Le palais se mit en branle comme à l'aube d'une bataille. Il ne fut plus question que de préparatifs et de bagages à boucler en vue du départ pour Krivoï. Toute la cour westienne devait escorter la princesse jusqu'à sa nouvelle résidence et ne la quitter que bien après le jour de ses noces. Des différents appartements, chambres et logis qu'occupaient les seigneurs, et même des maisons aux abords du palais s'écoulait une file continue de malles, de coffres et de serviteurs pour les porter.

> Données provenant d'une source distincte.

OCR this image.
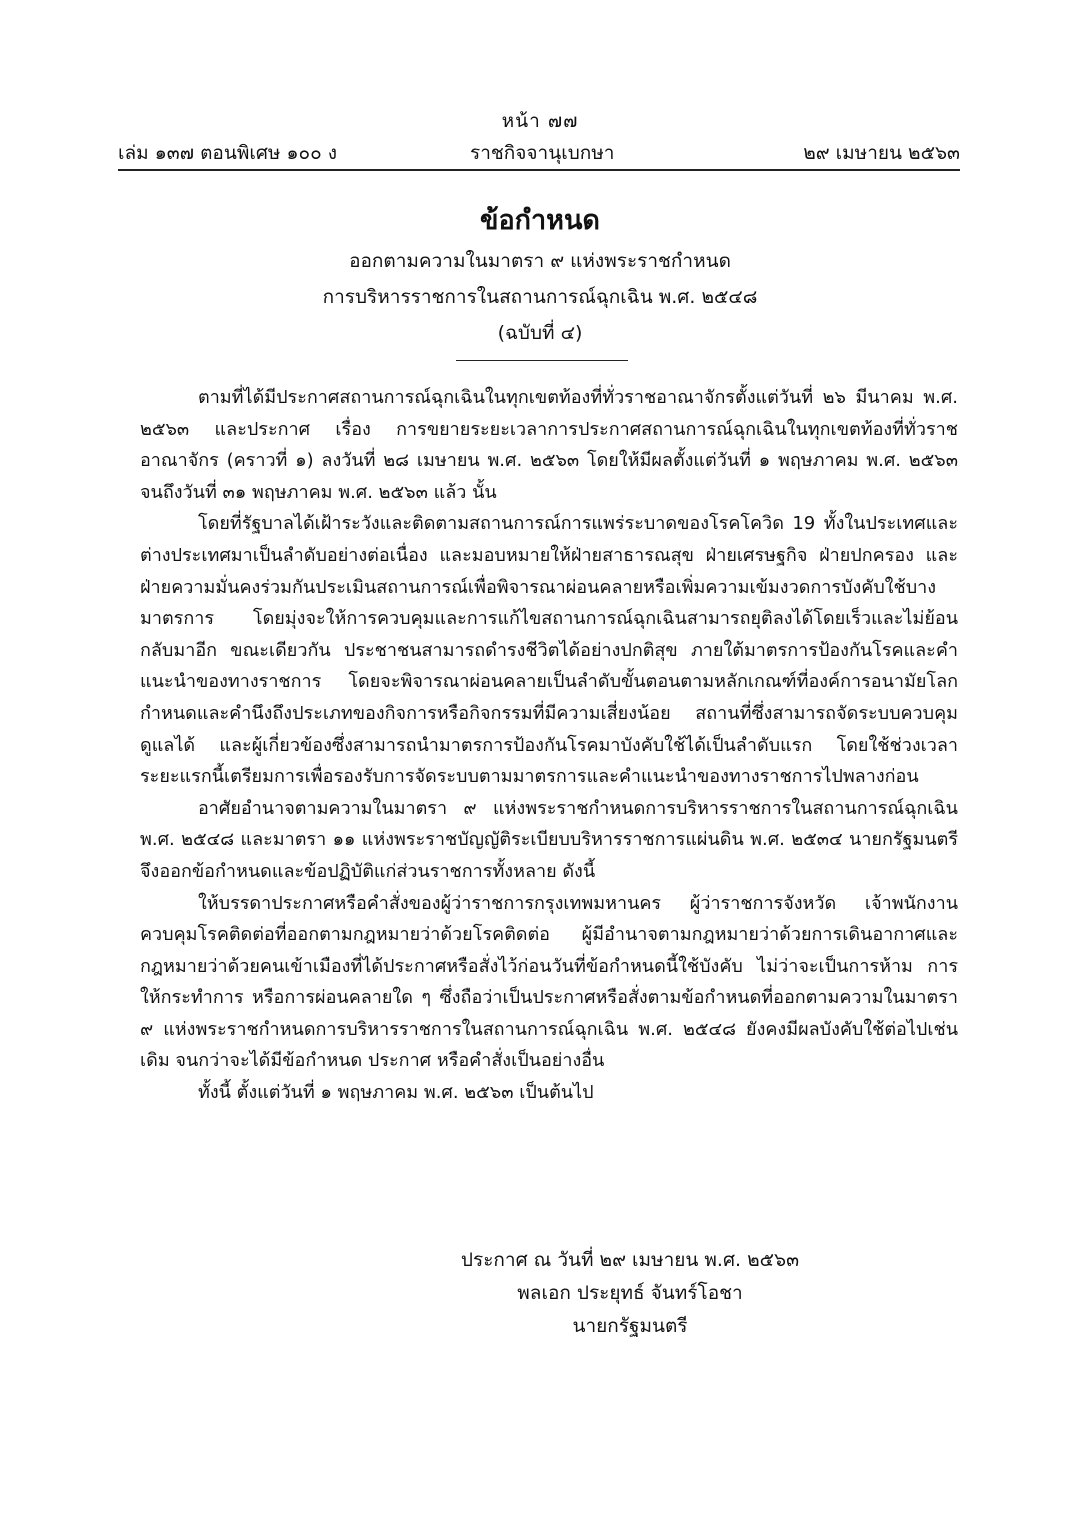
หน้า ๗๗
เล่ม ๑๓๗ ตอนพิเศษ ๑๐๐ ง	ราชกิจจานุเบกษา	๒๙ เมษายน ๒๕๖๓
ข้อกำหนด
ออกตามความในมาตรา ๙ แห่งพระราชกำหนด
การบริหารราชการในสถานการณ์ฉุกเฉิน พ.ศ. ๒๕๔๘
(ฉบับที่ ๔)

ตามที่ได้มีประกาศสถานการณ์ฉุกเฉินในทุกเขตท้องที่ทั่วราชอาณาจักรตั้งแต่วันที่ ๒๖ มีนาคม พ.ศ. ๒๕๖๓ และประกาศ เรื่อง การขยายระยะเวลาการประกาศสถานการณ์ฉุกเฉินในทุกเขตท้องที่ทั่วราชอาณาจักร (คราวที่ ๑) ลงวันที่ ๒๘ เมษายน พ.ศ. ๒๕๖๓ โดยให้มีผลตั้งแต่วันที่ ๑ พฤษภาคม พ.ศ. ๒๕๖๓ จนถึงวันที่ ๓๑ พฤษภาคม พ.ศ. ๒๕๖๓ แล้ว นั้น

โดยที่รัฐบาลได้เฝ้าระวังและติดตามสถานการณ์การแพร่ระบาดของโรคโควิด 19 ทั้งในประเทศและต่างประเทศมาเป็นลำดับอย่างต่อเนื่อง และมอบหมายให้ฝ่ายสาธารณสุข ฝ่ายเศรษฐกิจ ฝ่ายปกครอง และฝ่ายความมั่นคงร่วมกันประเมินสถานการณ์เพื่อพิจารณาผ่อนคลายหรือเพิ่มความเข้มงวดการบังคับใช้บางมาตรการ โดยมุ่งจะให้การควบคุมและการแก้ไขสถานการณ์ฉุกเฉินสามารถยุติลงได้โดยเร็วและไม่ย้อนกลับมาอีก ขณะเดียวกัน ประชาชนสามารถดำรงชีวิตได้อย่างปกติสุข ภายใต้มาตรการป้องกันโรคและคำแนะนำของทางราชการ โดยจะพิจารณาผ่อนคลายเป็นลำดับขั้นตอนตามหลักเกณฑ์ที่องค์การอนามัยโลกกำหนดและคำนึงถึงประเภทของกิจการหรือกิจกรรมที่มีความเสี่ยงน้อย สถานที่ซึ่งสามารถจัดระบบควบคุมดูแลได้ และผู้เกี่ยวข้องซึ่งสามารถนำมาตรการป้องกันโรคมาบังคับใช้ได้เป็นลำดับแรก โดยใช้ช่วงเวลาระยะแรกนี้เตรียมการเพื่อรองรับการจัดระบบตามมาตรการและคำแนะนำของทางราชการไปพลางก่อน

อาศัยอำนาจตามความในมาตรา ๙ แห่งพระราชกำหนดการบริหารราชการในสถานการณ์ฉุกเฉิน พ.ศ. ๒๕๔๘ และมาตรา ๑๑ แห่งพระราชบัญญัติระเบียบบริหารราชการแผ่นดิน พ.ศ. ๒๕๓๔ นายกรัฐมนตรีจึงออกข้อกำหนดและข้อปฏิบัติแก่ส่วนราชการทั้งหลาย ดังนี้

ให้บรรดาประกาศหรือคำสั่งของผู้ว่าราชการกรุงเทพมหานคร ผู้ว่าราชการจังหวัด เจ้าพนักงานควบคุมโรคติดต่อที่ออกตามกฎหมายว่าด้วยโรคติดต่อ ผู้มีอำนาจตามกฎหมายว่าด้วยการเดินอากาศและกฎหมายว่าด้วยคนเข้าเมืองที่ได้ประกาศหรือสั่งไว้ก่อนวันที่ข้อกำหนดนี้ใช้บังคับ ไม่ว่าจะเป็นการห้าม การให้กระทำการ หรือการผ่อนคลายใด ๆ ซึ่งถือว่าเป็นประกาศหรือสั่งตามข้อกำหนดที่ออกตามความในมาตรา ๙ แห่งพระราชกำหนดการบริหารราชการในสถานการณ์ฉุกเฉิน พ.ศ. ๒๕๔๘ ยังคงมีผลบังคับใช้ต่อไปเช่นเดิม จนกว่าจะได้มีข้อกำหนด ประกาศ หรือคำสั่งเป็นอย่างอื่น

ทั้งนี้ ตั้งแต่วันที่ ๑ พฤษภาคม พ.ศ. ๒๕๖๓ เป็นต้นไป

ประกาศ ณ วันที่ ๒๙ เมษายน พ.ศ. ๒๕๖๓
พลเอก ประยุทธ์ จันทร์โอชา
นายกรัฐมนตรี
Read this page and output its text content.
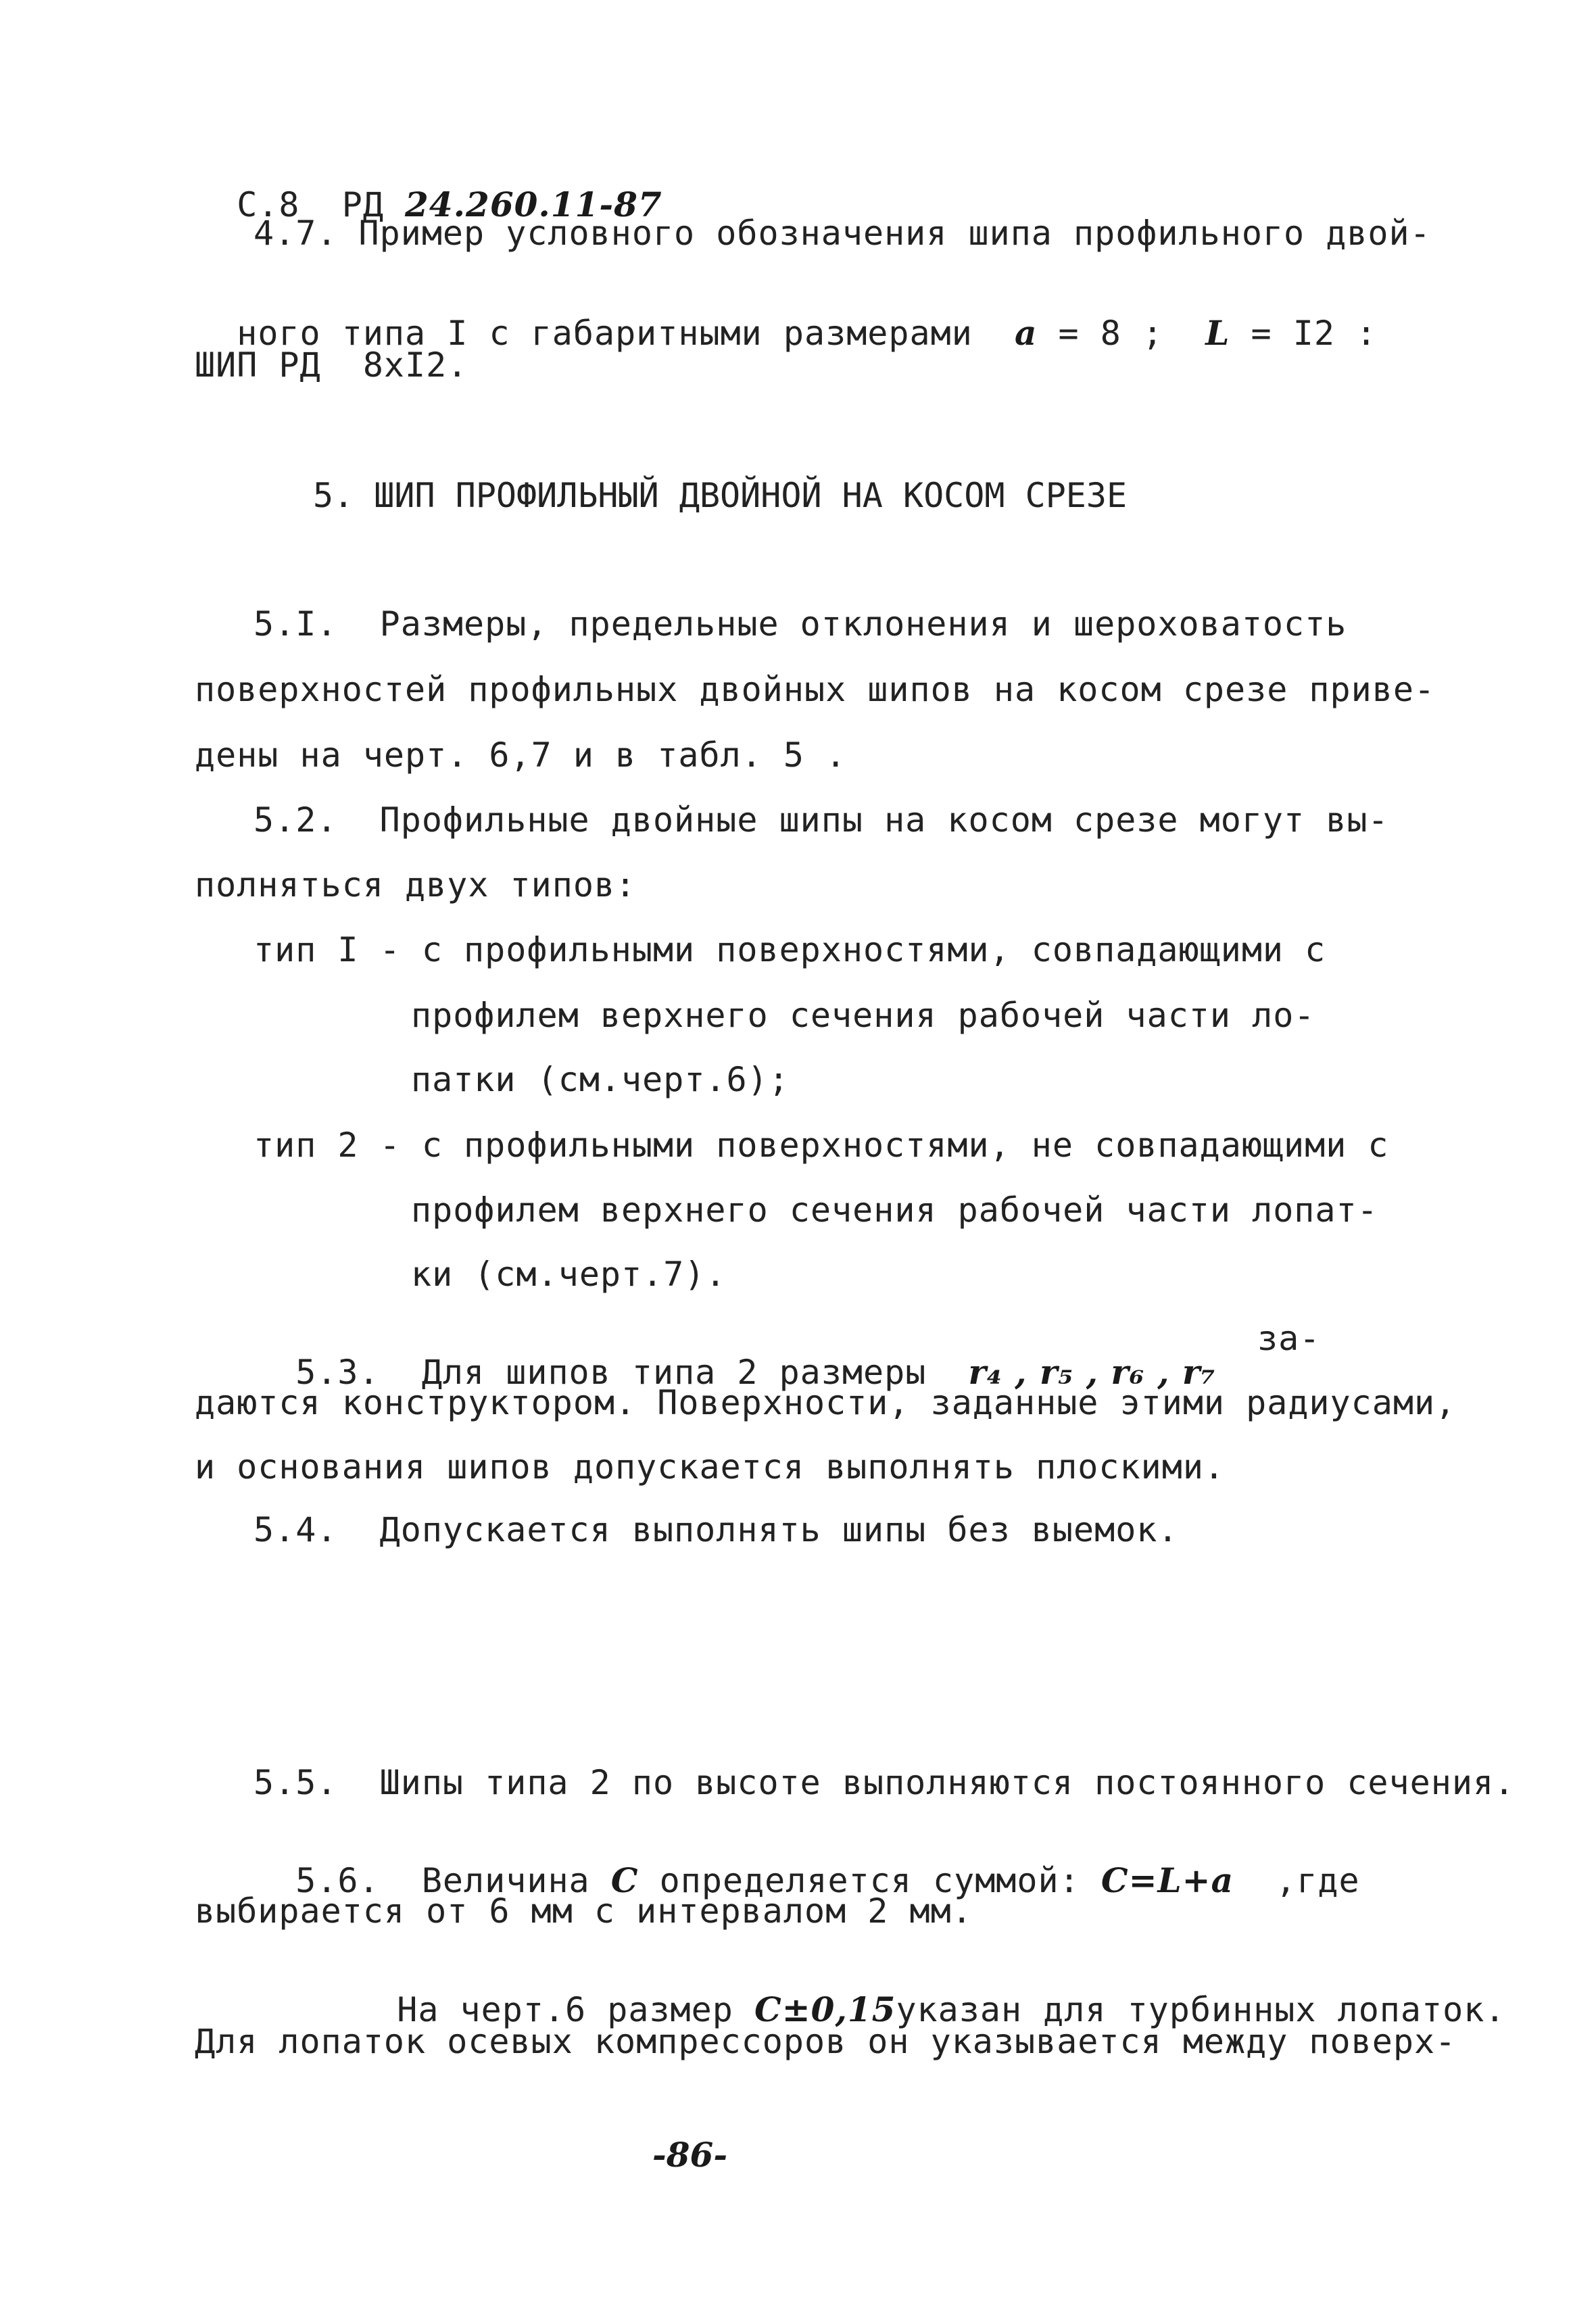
С.8  РД 24.260.11-87

4.7. Пример условного обозначения шипа профильного двой-

ного типа I с габаритными размерами  a = 8 ;  L = I2 :

ШИП РД  8хI2.
5. ШИП ПРОФИЛЬНЫЙ ДВОЙНОЙ НА КОСОМ СРЕЗЕ
5.I.  Размеры, предельные отклонения и шероховатость
поверхностей профильных двойных шипов на косом срезе приве-
дены на черт. 6,7 и в табл. 5 .
5.2.  Профильные двойные шипы на косом срезе могут вы-
полняться двух типов:
тип I - с профильными поверхностями, совпадающими с
профилем верхнего сечения рабочей части ло-
патки (см.черт.6);
тип 2 - с профильными поверхностями, не совпадающими с
профилем верхнего сечения рабочей части лопат-
ки (см.черт.7).

5.3.  Для шипов типа 2 размеры  r₄ , r₅ , r₆ , r₇

за-
даются конструктором. Поверхности, заданные этими радиусами,
и основания шипов допускается выполнять плоскими.
5.4.  Допускается выполнять шипы без выемок.
5.5.  Шипы типа 2 по высоте выполняются постоянного сечения.

5.6.  Величина C определяется суммой: C=L+a  ,где

выбирается от 6 мм с интервалом 2 мм.

На черт.6 размер C±0,15указан для турбинных лопаток.

Для лопаток осевых компрессоров он указывается между поверх-
-86-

C'était un véritable déménagement, le déracinement de toute une nation heureusement rompue à ce genre d'exercice. Les rois westiens aimant parcourir leur royaume, tout était fait pour être défait, plié, rangé et réarrangé ailleurs. Pourtant, c'était la première fois qu'un départ générait une telle effervescence. Pensez ! Un mariage impérial constituait déjà un événement mémorable, et lorsqu'on ajoutait à cela l'honneur d'escorter la jeune épousée, il y avait de quoi alimenter la fièvre générale. Alors on s'agitait, on remuait la bouche autant que les bras, et les plus dignes membres de la cour n'étaient pas les plus avares de paroles. Chez les serviteurs aussi régnait une atmosphère exaltée à la limite de l'impertinence. On en oubliait son rang, et s'il arrivait par mégarde qu'un seigneur ou une dame bouscule l'ordre frénétique des préparatifs, la plus basse des servantes s'égosillait à son aise sans même qu'on s'en offusque. Même les plus tatillons en convenaient : c'étaient après tout des circonstances exceptionnelles.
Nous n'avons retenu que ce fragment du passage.